A family of splice variants of CstF-64 expressed in vertebrate nervous systems

Background: Alternative splicing and polyadenylation are important mechanisms for creating the proteomic diversity necessary for the nervous system to fulfill its specialized functions. The contribution of alternative splicing to proteomic diversity in the nervous system has been well documented, whereas the role of alternative polyadenylation in this process is less well understood. Since the CstF-64 polyadenylation protein is known to be an important regulator of tissue-specific polyadenylation, we examined its expression in brain and other organs.
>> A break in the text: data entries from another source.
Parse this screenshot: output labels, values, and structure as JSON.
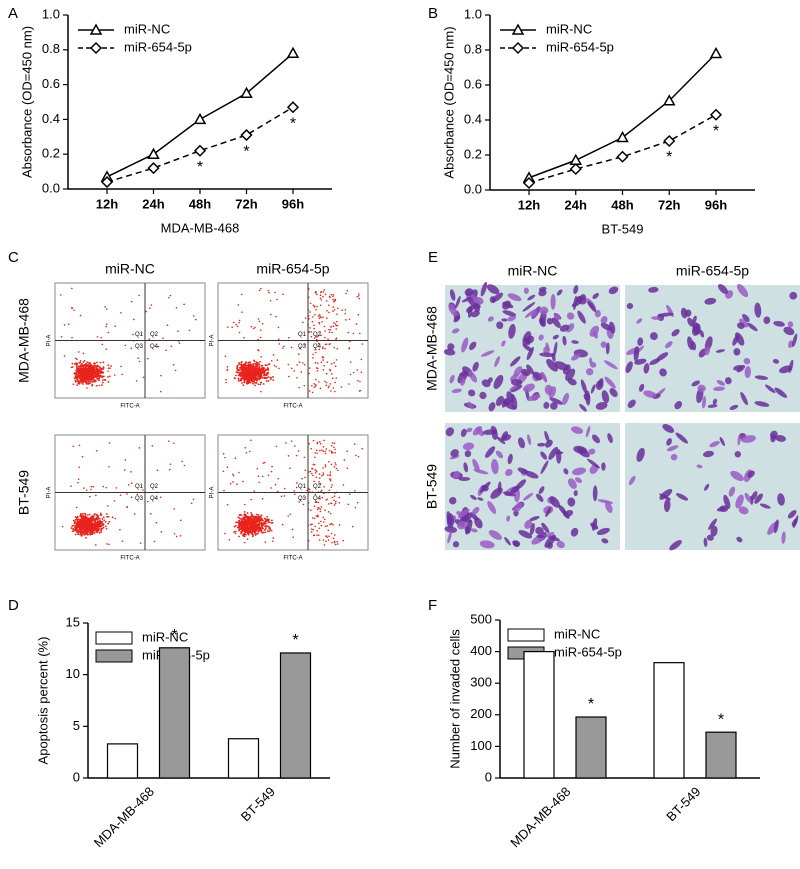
{
  "panel_letters": [
    "A",
    "B",
    "C",
    "D",
    "E",
    "F"
  ],
  "chart_data": [
    {
      "type": "line",
      "x_label": "MDA-MB-468",
      "y_label": "Absorbance (OD=450 nm)",
      "categories": [
        "12h",
        "24h",
        "48h",
        "72h",
        "96h"
      ],
      "series": [
        {
          "name": "miR-NC",
          "color": "#000000",
          "marker": "triangle",
          "dash": "solid",
          "values": [
            0.07,
            0.2,
            0.4,
            0.55,
            0.78
          ]
        },
        {
          "name": "miR-654-5p",
          "color": "#000000",
          "marker": "diamond",
          "dash": "dashed",
          "values": [
            0.04,
            0.12,
            0.22,
            0.31,
            0.47
          ],
          "significance": [
            null,
            null,
            "*",
            "*",
            "*"
          ]
        }
      ],
      "ylim": [
        0,
        1
      ],
      "yticks": [
        {
          "value": 0,
          "label": "0.0"
        },
        0.2,
        0.4,
        0.6,
        0.8,
        {
          "value": 1,
          "label": "1.0"
        }
      ]
    },
    {
      "type": "line",
      "x_label": "BT-549",
      "y_label": "Absorbance (OD=450 nm)",
      "categories": [
        "12h",
        "24h",
        "48h",
        "72h",
        "96h"
      ],
      "series": [
        {
          "name": "miR-NC",
          "color": "#000000",
          "marker": "triangle",
          "dash": "solid",
          "values": [
            0.07,
            0.17,
            0.3,
            0.51,
            0.78
          ]
        },
        {
          "name": "miR-654-5p",
          "color": "#000000",
          "marker": "diamond",
          "dash": "dashed",
          "values": [
            0.04,
            0.12,
            0.19,
            0.28,
            0.43
          ],
          "significance": [
            null,
            null,
            null,
            "*",
            "*"
          ]
        }
      ],
      "ylim": [
        0,
        1
      ],
      "yticks": [
        {
          "value": 0,
          "label": "0.0"
        },
        0.2,
        0.4,
        0.6,
        0.8,
        {
          "value": 1,
          "label": "1.0"
        }
      ]
    },
    {
      "type": "bar",
      "y_label": "Apoptosis percent (%)",
      "categories": [
        "MDA-MB-468",
        "BT-549"
      ],
      "series": [
        {
          "name": "miR-NC",
          "color": "#ffffff",
          "values": [
            3.3,
            3.8
          ]
        },
        {
          "name": "miR-654-5p",
          "color": "#999999",
          "values": [
            12.6,
            12.1
          ],
          "significance": [
            "*",
            "*"
          ]
        }
      ],
      "ylim": [
        0,
        15
      ],
      "yticks": [
        0,
        5,
        10,
        15
      ]
    },
    {
      "type": "bar",
      "y_label": "Number of invaded cells",
      "categories": [
        "MDA-MB-468",
        "BT-549"
      ],
      "series": [
        {
          "name": "miR-NC",
          "color": "#ffffff",
          "values": [
            400,
            365
          ]
        },
        {
          "name": "miR-654-5p",
          "color": "#999999",
          "values": [
            193,
            145
          ],
          "significance": [
            "*",
            "*"
          ]
        }
      ],
      "ylim": [
        0,
        500
      ],
      "yticks": [
        0,
        100,
        200,
        300,
        400,
        500
      ]
    }
  ],
  "flow_cytometry": {
    "columns": [
      "miR-NC",
      "miR-654-5p"
    ],
    "rows": [
      "MDA-MB-468",
      "BT-549"
    ],
    "quadrants": [
      "Q1",
      "Q2",
      "Q3",
      "Q4"
    ],
    "x_label": "FITC-A",
    "y_label": "PI-A"
  },
  "invasion_images": {
    "columns": [
      "miR-NC",
      "miR-654-5p"
    ],
    "rows": [
      "MDA-MB-468",
      "BT-549"
    ]
  }
}
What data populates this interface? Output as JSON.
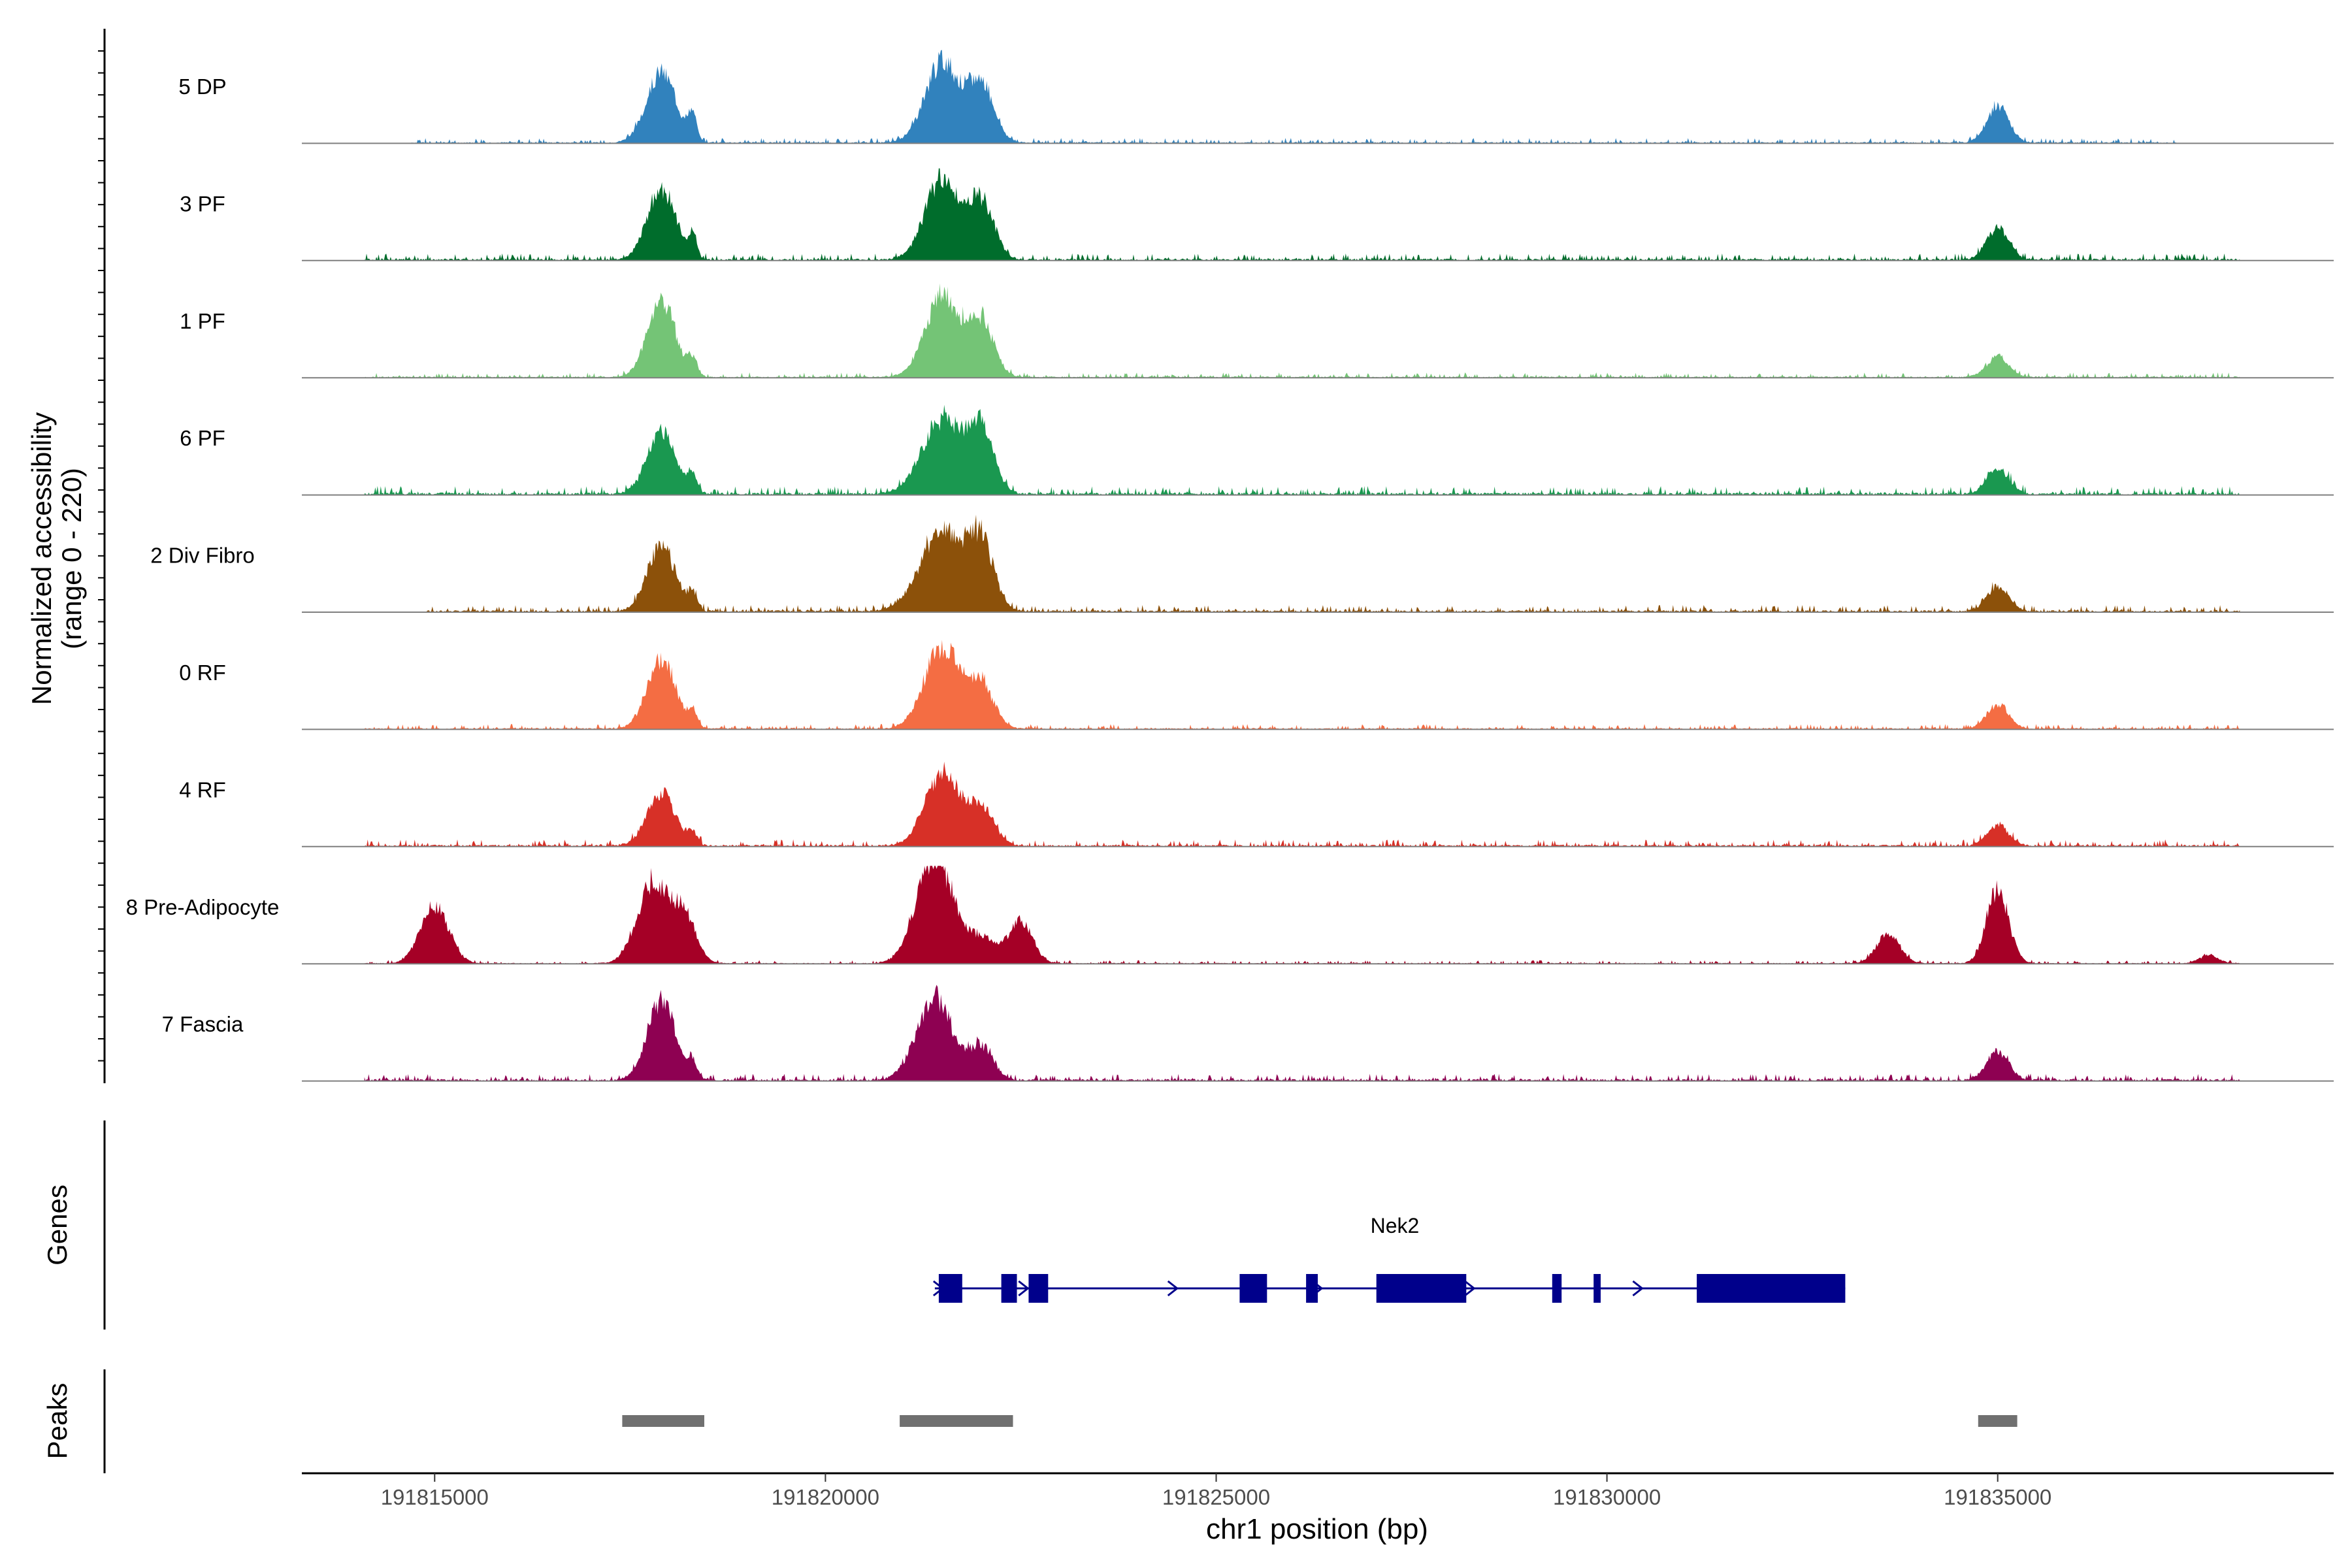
{
  "chart_data": {
    "type": "area",
    "title": "",
    "ylabel_line1": "Normalized accessibility",
    "ylabel_line2": "(range 0 - 220)",
    "xlabel": "chr1 position (bp)",
    "y_range": [
      0,
      220
    ],
    "x_range": [
      191813300,
      191839300
    ],
    "x_ticks": [
      191815000,
      191820000,
      191825000,
      191830000,
      191835000
    ],
    "x_tick_labels": [
      "191815000",
      "191820000",
      "191825000",
      "191830000",
      "191835000"
    ],
    "tracks": [
      {
        "name": "5 DP",
        "color": "#3182BD",
        "start": 191814700,
        "end": 191837300,
        "base": 0.03,
        "peaks": [
          [
            191817900,
            190,
            0.85
          ],
          [
            191818300,
            50,
            0.3
          ],
          [
            191821500,
            220,
            1.0
          ],
          [
            191822000,
            160,
            0.7
          ],
          [
            191835000,
            140,
            0.45
          ]
        ]
      },
      {
        "name": "3 PF",
        "color": "#006D2C",
        "start": 191814100,
        "end": 191838100,
        "base": 0.04,
        "peaks": [
          [
            191817900,
            180,
            0.85
          ],
          [
            191818300,
            50,
            0.3
          ],
          [
            191821500,
            220,
            1.0
          ],
          [
            191822000,
            160,
            0.7
          ],
          [
            191835000,
            140,
            0.4
          ]
        ]
      },
      {
        "name": "1 PF",
        "color": "#74C476",
        "start": 191814100,
        "end": 191838100,
        "base": 0.03,
        "peaks": [
          [
            191817900,
            180,
            0.9
          ],
          [
            191818300,
            60,
            0.2
          ],
          [
            191821500,
            220,
            1.0
          ],
          [
            191822000,
            160,
            0.65
          ],
          [
            191835000,
            140,
            0.25
          ]
        ]
      },
      {
        "name": "6 PF",
        "color": "#1A9850",
        "start": 191814100,
        "end": 191838100,
        "base": 0.05,
        "peaks": [
          [
            191817900,
            180,
            0.75
          ],
          [
            191818300,
            60,
            0.2
          ],
          [
            191821500,
            260,
            0.9
          ],
          [
            191822000,
            160,
            0.75
          ],
          [
            191835000,
            140,
            0.3
          ]
        ]
      },
      {
        "name": "2 Div Fibro",
        "color": "#8C510A",
        "start": 191814900,
        "end": 191838100,
        "base": 0.04,
        "peaks": [
          [
            191817900,
            180,
            0.8
          ],
          [
            191818300,
            60,
            0.2
          ],
          [
            191821500,
            280,
            1.0
          ],
          [
            191822000,
            160,
            0.75
          ],
          [
            191835000,
            140,
            0.3
          ]
        ]
      },
      {
        "name": "0 RF",
        "color": "#F46D43",
        "start": 191814100,
        "end": 191838100,
        "base": 0.03,
        "peaks": [
          [
            191817900,
            180,
            0.85
          ],
          [
            191818300,
            60,
            0.2
          ],
          [
            191821500,
            230,
            1.0
          ],
          [
            191822000,
            160,
            0.5
          ],
          [
            191835000,
            140,
            0.3
          ]
        ]
      },
      {
        "name": "4 RF",
        "color": "#D73027",
        "start": 191814100,
        "end": 191838100,
        "base": 0.04,
        "peaks": [
          [
            191817900,
            180,
            0.65
          ],
          [
            191818300,
            60,
            0.15
          ],
          [
            191821500,
            220,
            0.9
          ],
          [
            191822000,
            160,
            0.45
          ],
          [
            191835000,
            140,
            0.25
          ]
        ]
      },
      {
        "name": "8 Pre-Adipocyte",
        "color": "#A50026",
        "start": 191814100,
        "end": 191838100,
        "base": 0.02,
        "peaks": [
          [
            191815000,
            180,
            0.7
          ],
          [
            191817800,
            200,
            1.0
          ],
          [
            191818200,
            150,
            0.55
          ],
          [
            191821400,
            230,
            1.3
          ],
          [
            191822000,
            200,
            0.3
          ],
          [
            191822500,
            150,
            0.5
          ],
          [
            191833600,
            150,
            0.35
          ],
          [
            191835000,
            140,
            0.9
          ],
          [
            191837700,
            120,
            0.1
          ]
        ]
      },
      {
        "name": "7 Fascia",
        "color": "#8E0152",
        "start": 191814100,
        "end": 191838100,
        "base": 0.04,
        "peaks": [
          [
            191817900,
            180,
            0.95
          ],
          [
            191818300,
            60,
            0.2
          ],
          [
            191821400,
            230,
            1.0
          ],
          [
            191822000,
            150,
            0.4
          ],
          [
            191835000,
            140,
            0.35
          ]
        ]
      }
    ],
    "genes_label": "Genes",
    "gene": {
      "name": "Nek2",
      "start": 191821400,
      "end": 191833050,
      "color": "#00008B",
      "exons": [
        [
          191821450,
          191821750
        ],
        [
          191822250,
          191822450
        ],
        [
          191822600,
          191822850
        ],
        [
          191825300,
          191825650
        ],
        [
          191826150,
          191826300
        ],
        [
          191827050,
          191828200
        ],
        [
          191829300,
          191829420
        ],
        [
          191829830,
          191829920
        ],
        [
          191831150,
          191833050
        ]
      ],
      "arrows": [
        191821450,
        191822540,
        191824450,
        191825480,
        191826300,
        191828250,
        191830400
      ]
    },
    "peaks_label": "Peaks",
    "peak_color": "#707070",
    "peak_regions": [
      [
        191817400,
        191818450
      ],
      [
        191820950,
        191822400
      ],
      [
        191834750,
        191835250
      ]
    ]
  }
}
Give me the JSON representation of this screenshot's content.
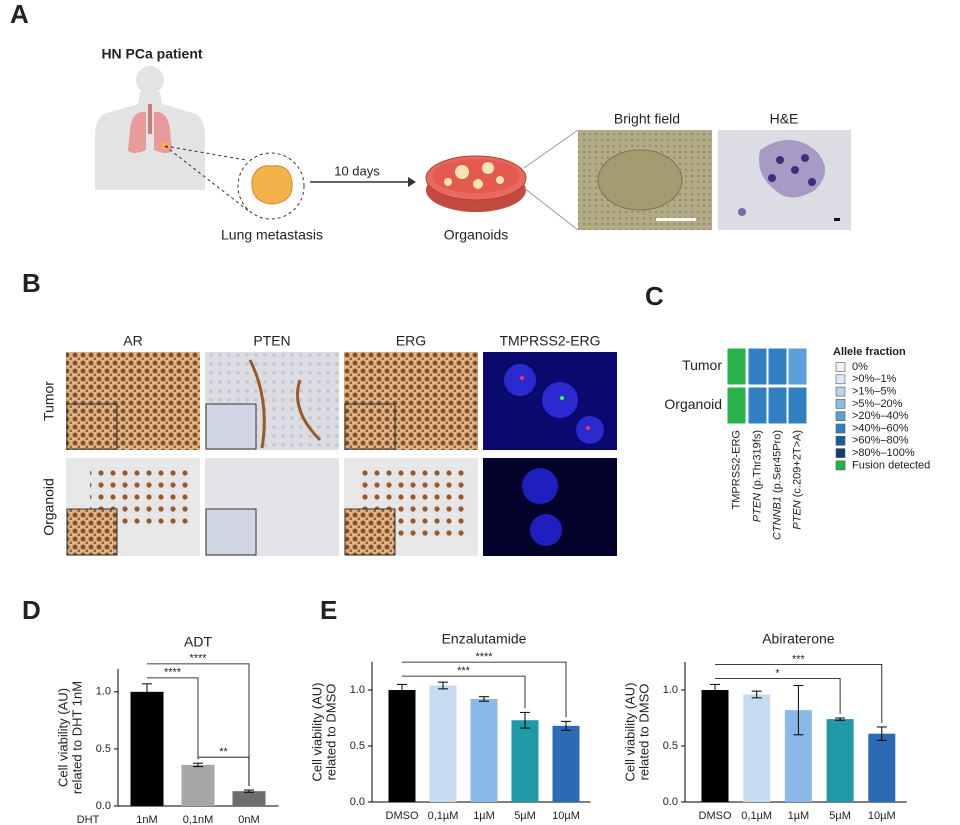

Results: We discovered several closely related splice variants of CstF-64 - collectively called beta CstF-64 - that could potentially contribute to proteomic diversity in the nervous system. The beta CstF-64 splice variants are found predominantly in the brains of several vertebrate species including mice and humans. The major beta CstF-64 variant mRNA is generated by inclusion of two alternate exons (that we call exons 8.1 and 8.2) found between exons 8 and 9 of the CstF-64 gene, and contains an additional 147 nucleotides, encoding 49 additional amino acids. Some variants of beta CstF-64 contain only the first alternate exon (exon 8.1) while other variants contain both alternate exons (8.1 and 8.2). In mice, the predominant form of beta CstF-64 also contains a deletion of 78 nucleotides from exon 9, although that variant is not seen in any other species examined, including rats. Immunoblot and 2D-PAGE analyses of mouse nuclear extracts indicate that a protein corresponding to beta CstF-64 is expressed in brain at approximately equal levels to CstF-64. Since beta CstF-64 splice variant family members were found in the brains of all vertebrate species examined (including turtles and fish), this suggests that beta CstF-64 has an evolutionarily conserved function in these animals. beta CstF-64 was present in both pre- and post-natal mice and in different regions of the nervous system, suggesting an important role for beta CstF-64 in neural gene expression throughout development. Finally, experiments in representative cell lines suggest that beta CstF-64 is expressed in neurons but not glia. Conclusion: This is the first report of a family of splice variants encoding a key polyadenylation protein that is expressed in a nervous system-specific manner. We propose that beta CstF-64 contributes to proteomic diversity by regulating alternative polyadenylation of neural mRNAs.